Kinetic and thermodynamic analysis of ammonia electro-oxidation over alumina supported copper oxide (CuO/Al2O3) catalysts for direct ammonia fuel cells

In this work, ammonia electrooxidation (AEO) is studied to probe the electrochemical behavior of aqueous NH3 as direct fuel by implication of gamma alumina supported copper oxide catalysts (CuO/Al2O3). Precipitation and impregnation techniques are adapted to synthesize the substrate Al2O3, and loading of different ratios (1%, 2%, 3%, 4%) of active precursor i.e., CuO, respectively. Small average crystallite sizes (DAvg) in range of 1.46-6.76 nm and smaller particle sizes from micrographs proposed a superb activity of the catalysts. Modified GCE exhibited the excellent conductive properties towards standard redox probe K4[Fe(CN)6] and KCl, displaying a high active electrochemical surface area of up to 0.0021 cm2. Current profiles in response to increase in scan rates, concentrations of ammonia and temperature have been observed in 0.1 M KOH, thereby estimating the thermodynamic and kinetic constraints of the AEO process.
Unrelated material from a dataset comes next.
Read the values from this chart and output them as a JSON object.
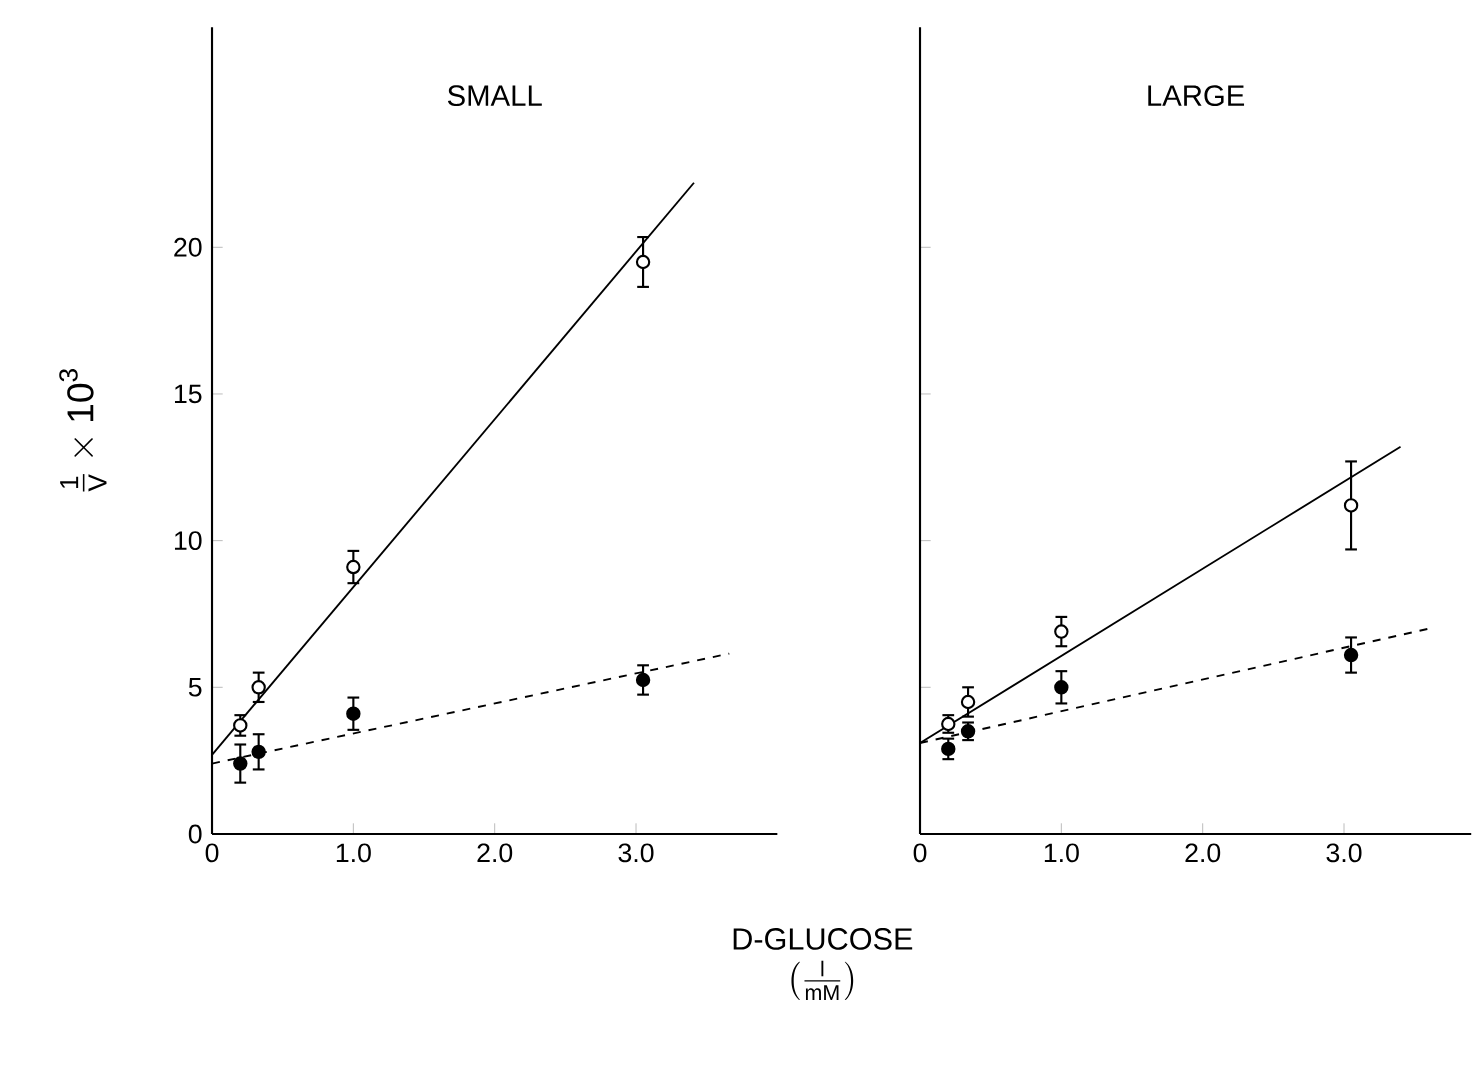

Attributed to the electroactive properties towards AEO, CuO/Al2O3 is found to exhibit the desirable physiochemical properties owing to large oxidation current, large diffusion coefficient "D degrees" (3.6 x 10-9 cm2 s-1), large rate constant "ko" (1.2 x 10-5 cm s-1), large system entropy "Delta S" (-108 J K-1 mol-1), high change in enthalpy "Delta H" (72.3 J mol-1) and low activation energy "Delta G" (32.8 kJ mol-1). Resultingly, the oxidation of ammonia is found to be facile and robust by incorporation of CuO/ Al2O3 catalysts owing to large ko, Delta H and Delta H. This study opened a gateway towards eco-benign and economical efficient energy generation and viable market entry of direct ammonia fuel cells.